En plus de s'indigner des propos du chef d'état-major des Forces armées canadiennes, le chef libéral Justin Trudeau a critiqué les excuses qu'il a offertes.

« Le commentaire du général Lawson est complètement inacceptable. En plus, ses excuses étaient tout à fait inadéquates. On est en 2015. Le général Lawson devrait être remercié immédiatement de ses services », a-t-il plaidé.

Entrevue avec Michel Drapeau et Pascale Navarro

« Je suis désolé... »

Dans une entrevue accordée à CBC, le général Lawson a tenté d'expliquer les raisons pouvant expliquer la culture de déviance sexuelle décrite par l'ex-juge Marie Deschamps dans un rapport accablant présenté publiquement il y a quelques semaines.

« C'est parce que nous sommes programmés biologiquement d'une certaine manière que certains jugent raisonnable de s'imposer et d'imposer leurs désirs aux autres », a-t-il dit. « Ça ne devrait pas être ainsi. »

Pour réécouter l'entrevue intégrale accordée par le général Lawson à CBC, cliquez ici (Nouvelle fenêtre).

Le général Lawson, qui prendra sa retraite d'ici quelques semaines, a rapidement présenté des excuses face au tollé que ses commentaires ont suscité.

« Je suis désolé d'avoir caractérisé maladroitement [...] l'inconduite sexuelle dans les Forces armées canadiennes », a-t-il déclaré dans un communiqué. « Mon commentaire sur l'attirance biologique en tant que facteur d'inconduite sexuelle ne visait en aucun cas à dispenser de responsabilité les personnes ayant commis une inconduite. »

L'aggression sexuelle, une question de domination

Au Centre d'aide et de lutte contre les agressions sexuelles de l'Outaouais, les propos du général Lawson sont dénoncés comme un mauvais message à envoyer à la population en général et aux victimes en particulier.

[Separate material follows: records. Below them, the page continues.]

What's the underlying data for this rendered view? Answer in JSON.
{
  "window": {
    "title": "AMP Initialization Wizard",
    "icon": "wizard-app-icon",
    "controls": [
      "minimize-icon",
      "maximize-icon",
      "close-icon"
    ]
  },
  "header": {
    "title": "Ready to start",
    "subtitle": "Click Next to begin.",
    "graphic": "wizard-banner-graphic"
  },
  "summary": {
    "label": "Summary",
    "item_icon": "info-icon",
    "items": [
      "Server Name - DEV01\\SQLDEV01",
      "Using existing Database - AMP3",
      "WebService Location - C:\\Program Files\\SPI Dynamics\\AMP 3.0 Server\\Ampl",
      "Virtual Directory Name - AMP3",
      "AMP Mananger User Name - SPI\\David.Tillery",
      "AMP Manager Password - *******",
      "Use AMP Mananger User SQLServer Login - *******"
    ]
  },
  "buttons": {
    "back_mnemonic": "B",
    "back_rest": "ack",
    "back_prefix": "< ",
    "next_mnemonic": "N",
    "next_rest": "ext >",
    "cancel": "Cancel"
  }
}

« Quand on dit que c'est dû à des causes biologiques, ça nous renvoie un peu à des pulsions sexuelles qui sont incontrôlables. C'est un mythe. »

— Une citation de  Isabelle Dubé, intervenante

« Nous, on considère que l'agression sexuelle, ce n'est pas une question de désir sexuel, c'est une question de domination et d'abus de pouvoir. Clairement, des propos comme ceux-ci défont ce qu'on veut envoyer comme message », déplore-t-elle.

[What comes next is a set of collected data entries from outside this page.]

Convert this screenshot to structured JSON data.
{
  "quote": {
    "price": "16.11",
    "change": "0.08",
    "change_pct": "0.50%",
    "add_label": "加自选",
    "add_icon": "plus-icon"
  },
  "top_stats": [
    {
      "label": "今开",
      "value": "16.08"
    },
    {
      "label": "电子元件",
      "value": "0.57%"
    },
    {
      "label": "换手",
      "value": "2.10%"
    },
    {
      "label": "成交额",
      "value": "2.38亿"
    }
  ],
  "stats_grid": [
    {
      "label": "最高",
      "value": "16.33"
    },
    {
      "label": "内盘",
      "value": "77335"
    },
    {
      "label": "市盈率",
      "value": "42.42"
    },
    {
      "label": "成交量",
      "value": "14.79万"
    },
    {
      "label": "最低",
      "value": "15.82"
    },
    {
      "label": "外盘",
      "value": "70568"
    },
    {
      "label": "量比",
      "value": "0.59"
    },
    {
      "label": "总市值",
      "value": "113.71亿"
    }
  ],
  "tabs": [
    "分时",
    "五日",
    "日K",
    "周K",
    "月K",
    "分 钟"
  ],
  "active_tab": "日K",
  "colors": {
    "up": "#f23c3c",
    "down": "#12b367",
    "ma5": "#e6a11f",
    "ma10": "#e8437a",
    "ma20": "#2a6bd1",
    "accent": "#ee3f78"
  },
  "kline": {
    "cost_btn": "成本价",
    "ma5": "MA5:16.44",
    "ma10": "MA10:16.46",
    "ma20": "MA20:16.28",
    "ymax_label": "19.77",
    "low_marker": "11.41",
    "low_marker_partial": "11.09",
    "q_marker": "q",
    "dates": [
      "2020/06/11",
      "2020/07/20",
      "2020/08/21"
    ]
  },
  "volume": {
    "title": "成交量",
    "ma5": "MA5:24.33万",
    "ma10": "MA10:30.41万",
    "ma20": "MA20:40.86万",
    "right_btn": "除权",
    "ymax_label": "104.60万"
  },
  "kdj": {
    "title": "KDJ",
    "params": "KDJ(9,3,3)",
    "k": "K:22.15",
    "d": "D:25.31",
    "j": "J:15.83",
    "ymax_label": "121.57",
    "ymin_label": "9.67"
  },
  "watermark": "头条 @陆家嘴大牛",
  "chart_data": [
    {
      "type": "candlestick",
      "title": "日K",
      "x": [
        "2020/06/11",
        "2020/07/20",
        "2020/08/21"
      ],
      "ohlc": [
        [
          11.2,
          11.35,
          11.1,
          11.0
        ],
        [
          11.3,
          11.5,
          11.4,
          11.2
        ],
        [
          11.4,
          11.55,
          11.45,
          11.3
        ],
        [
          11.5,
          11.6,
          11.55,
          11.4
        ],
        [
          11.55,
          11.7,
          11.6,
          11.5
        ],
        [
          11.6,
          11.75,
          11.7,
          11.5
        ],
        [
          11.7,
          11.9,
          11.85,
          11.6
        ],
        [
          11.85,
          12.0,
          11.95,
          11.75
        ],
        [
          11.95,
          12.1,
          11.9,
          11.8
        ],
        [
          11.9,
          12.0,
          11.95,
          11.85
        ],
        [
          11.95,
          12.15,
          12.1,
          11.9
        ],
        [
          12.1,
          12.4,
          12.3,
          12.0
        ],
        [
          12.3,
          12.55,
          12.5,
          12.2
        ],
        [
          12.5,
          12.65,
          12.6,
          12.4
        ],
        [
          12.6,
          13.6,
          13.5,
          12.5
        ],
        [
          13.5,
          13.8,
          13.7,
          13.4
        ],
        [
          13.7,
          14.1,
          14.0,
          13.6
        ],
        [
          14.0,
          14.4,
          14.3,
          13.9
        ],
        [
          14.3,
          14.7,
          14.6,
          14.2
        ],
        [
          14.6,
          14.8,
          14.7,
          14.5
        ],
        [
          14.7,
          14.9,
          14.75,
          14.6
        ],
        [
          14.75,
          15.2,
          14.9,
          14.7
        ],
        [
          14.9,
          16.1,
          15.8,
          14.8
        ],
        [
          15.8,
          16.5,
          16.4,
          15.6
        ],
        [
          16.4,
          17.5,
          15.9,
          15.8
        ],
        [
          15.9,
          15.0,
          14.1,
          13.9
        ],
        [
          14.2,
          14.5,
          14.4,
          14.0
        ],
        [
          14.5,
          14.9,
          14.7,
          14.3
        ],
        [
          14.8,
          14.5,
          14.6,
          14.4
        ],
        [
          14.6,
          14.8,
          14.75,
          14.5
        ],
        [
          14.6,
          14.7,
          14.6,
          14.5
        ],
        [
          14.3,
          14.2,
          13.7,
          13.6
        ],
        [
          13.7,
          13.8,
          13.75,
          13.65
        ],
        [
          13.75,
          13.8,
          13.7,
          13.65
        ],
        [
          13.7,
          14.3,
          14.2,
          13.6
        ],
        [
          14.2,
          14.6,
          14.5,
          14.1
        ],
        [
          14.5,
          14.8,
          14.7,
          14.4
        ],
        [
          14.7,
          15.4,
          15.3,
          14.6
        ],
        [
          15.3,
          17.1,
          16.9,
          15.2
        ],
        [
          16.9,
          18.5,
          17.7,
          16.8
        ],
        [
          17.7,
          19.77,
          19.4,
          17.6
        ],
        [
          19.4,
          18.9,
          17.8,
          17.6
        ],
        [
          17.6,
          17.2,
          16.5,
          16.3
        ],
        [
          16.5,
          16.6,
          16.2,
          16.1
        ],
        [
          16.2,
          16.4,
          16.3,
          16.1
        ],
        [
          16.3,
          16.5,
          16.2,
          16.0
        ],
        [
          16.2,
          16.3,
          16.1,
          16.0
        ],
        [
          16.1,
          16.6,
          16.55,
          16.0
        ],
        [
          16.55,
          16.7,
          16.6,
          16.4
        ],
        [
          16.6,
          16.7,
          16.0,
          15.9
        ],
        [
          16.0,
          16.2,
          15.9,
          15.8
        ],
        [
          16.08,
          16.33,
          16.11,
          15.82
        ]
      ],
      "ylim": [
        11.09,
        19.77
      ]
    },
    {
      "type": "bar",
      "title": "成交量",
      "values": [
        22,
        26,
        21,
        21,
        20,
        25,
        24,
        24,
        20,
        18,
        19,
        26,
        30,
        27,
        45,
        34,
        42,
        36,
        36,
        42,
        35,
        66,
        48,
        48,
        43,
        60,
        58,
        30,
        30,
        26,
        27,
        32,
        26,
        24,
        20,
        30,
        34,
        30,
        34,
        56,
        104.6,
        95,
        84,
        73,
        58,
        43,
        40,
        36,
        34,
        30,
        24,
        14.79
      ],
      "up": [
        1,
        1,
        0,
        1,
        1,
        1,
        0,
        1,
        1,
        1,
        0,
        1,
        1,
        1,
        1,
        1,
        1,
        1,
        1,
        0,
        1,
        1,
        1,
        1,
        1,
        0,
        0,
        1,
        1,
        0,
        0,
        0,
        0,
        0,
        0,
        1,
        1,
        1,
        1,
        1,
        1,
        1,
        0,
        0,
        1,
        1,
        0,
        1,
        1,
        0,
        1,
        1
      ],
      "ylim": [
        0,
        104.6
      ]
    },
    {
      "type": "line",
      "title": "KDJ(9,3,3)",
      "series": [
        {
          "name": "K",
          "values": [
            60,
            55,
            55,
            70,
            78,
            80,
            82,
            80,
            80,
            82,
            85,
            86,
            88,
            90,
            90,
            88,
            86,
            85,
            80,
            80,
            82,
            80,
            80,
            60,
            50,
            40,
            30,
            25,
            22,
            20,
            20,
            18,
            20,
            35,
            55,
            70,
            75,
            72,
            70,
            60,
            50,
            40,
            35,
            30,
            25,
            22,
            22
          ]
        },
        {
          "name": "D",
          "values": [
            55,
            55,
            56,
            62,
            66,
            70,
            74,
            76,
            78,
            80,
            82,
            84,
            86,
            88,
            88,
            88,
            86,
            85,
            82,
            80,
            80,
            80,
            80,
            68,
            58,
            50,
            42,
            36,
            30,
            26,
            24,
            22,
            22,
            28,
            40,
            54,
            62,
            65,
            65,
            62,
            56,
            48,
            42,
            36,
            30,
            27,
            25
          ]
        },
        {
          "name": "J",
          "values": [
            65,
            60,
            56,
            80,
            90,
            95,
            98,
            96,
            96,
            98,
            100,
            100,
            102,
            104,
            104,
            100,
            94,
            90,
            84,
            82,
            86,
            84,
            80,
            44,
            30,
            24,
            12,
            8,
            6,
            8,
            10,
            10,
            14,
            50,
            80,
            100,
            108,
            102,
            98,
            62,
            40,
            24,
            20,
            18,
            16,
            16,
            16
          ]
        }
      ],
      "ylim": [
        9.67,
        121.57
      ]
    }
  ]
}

Des changements à effectuer

Le colonel Michel Drapeau, qui a traité des questions d'agressions sexuelles dans l'armée en tant qu'avocat, croit que la déclaration du général Lawson est partagée par plusieurs membres de la hiérarchie militaire.

Selon lui, ces commandants doivent prendre leur responsabilité et instaurer une discipline dans les Forces armées canadiennes.

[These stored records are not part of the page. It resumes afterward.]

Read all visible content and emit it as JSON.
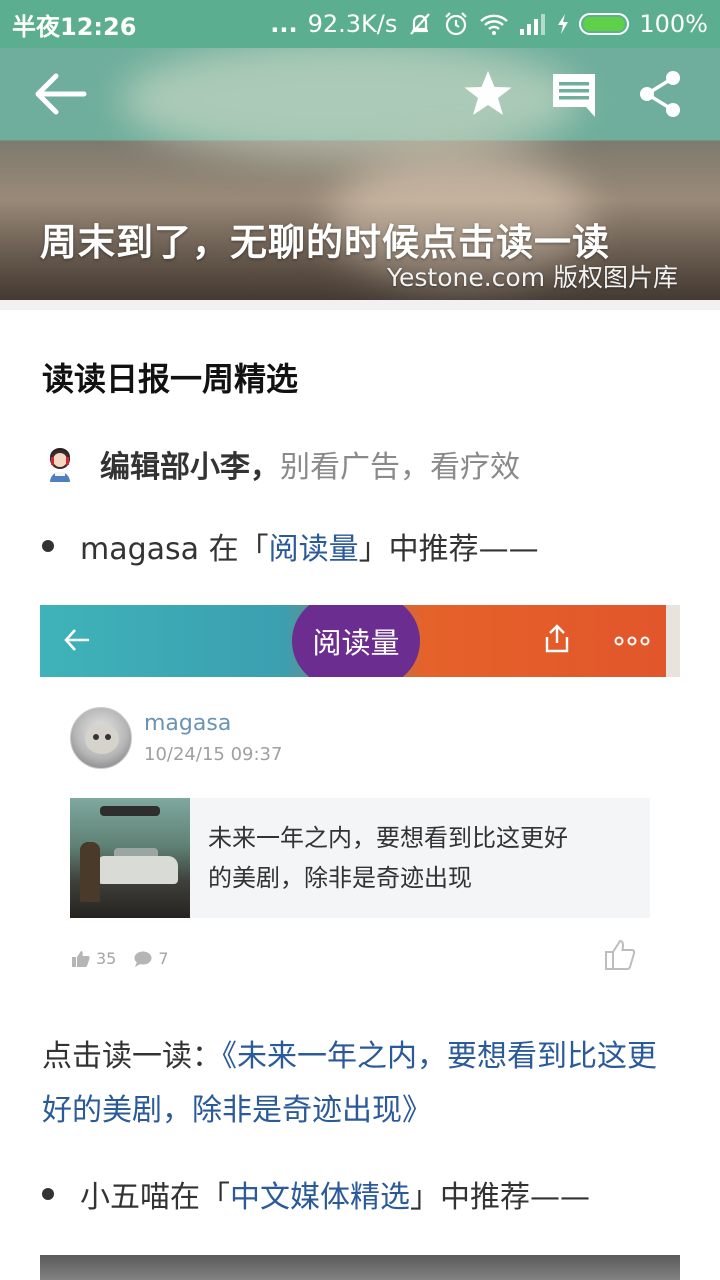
{
  "status_bar": {
    "time": "半夜12:26",
    "dots": "...",
    "network_speed": "92.3K/s",
    "battery": "100%",
    "icons": [
      "mute-bell-icon",
      "alarm-icon",
      "wifi-icon",
      "signal-icon",
      "charging-icon",
      "battery-icon"
    ]
  },
  "toolbar": {
    "icons": [
      "back-arrow-icon",
      "star-icon",
      "comment-icon",
      "share-icon"
    ]
  },
  "hero": {
    "title": "周末到了，无聊的时候点击读一读",
    "credit": "Yestone.com 版权图片库"
  },
  "article": {
    "section_title": "读读日报一周精选",
    "author": {
      "name": "编辑部小李，",
      "tagline": "别看广告，看疗效"
    },
    "recommend1": {
      "prefix": "magasa 在「",
      "link": "阅读量",
      "suffix": "」中推荐——"
    },
    "card": {
      "bar_title": "阅读量",
      "user": "magasa",
      "time": "10/24/15 09:37",
      "post_line1": "未来一年之内，要想看到比这更好",
      "post_line2": "的美剧，除非是奇迹出现",
      "likes": "35",
      "comments": "7"
    },
    "paragraph": {
      "prefix": "点击读一读：",
      "link": "《未来一年之内，要想看到比这更好的美剧，除非是奇迹出现》"
    },
    "recommend2": {
      "prefix": "小五喵在「",
      "link": "中文媒体精选",
      "suffix": "」中推荐——"
    }
  },
  "colors": {
    "status_bar_bg": "#5bae8f",
    "link": "#2b5a9b",
    "battery_fill": "#5fd04a"
  }
}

Ce redressement ne serait toutefois pas suffisant. « Je le dis et je le répète, les forces armées ne sont pas habilitées à traiter des dossiers d'inconduite sexuelle », a insisté le colonel à la retraite.

Le premier ministre du Canada et le ministre de la Défense pourraient aussi contribuer à un changement de situation en déposant un projet de loi. « Ce serait un pas dans la bonne direction pour donner confiance à ceux qui sont des victimes potentielles ou d'anciennes victimes, et pour donner le message fort aux Canadiens que les jeunes qui travailleront dans les forces le feront dans le respect, dans la dignité », soutient M. Drapeau.

La journaliste et auteure Pascale Navarro est persuadée que des changements culturels auront bientôt lieu, puisque les victimes, notamment, sortent du silence. Le colonel Drapeau, quant à lui, ne sera optimiste que lorsque le premier ministre ou le ministre de la Défense agira.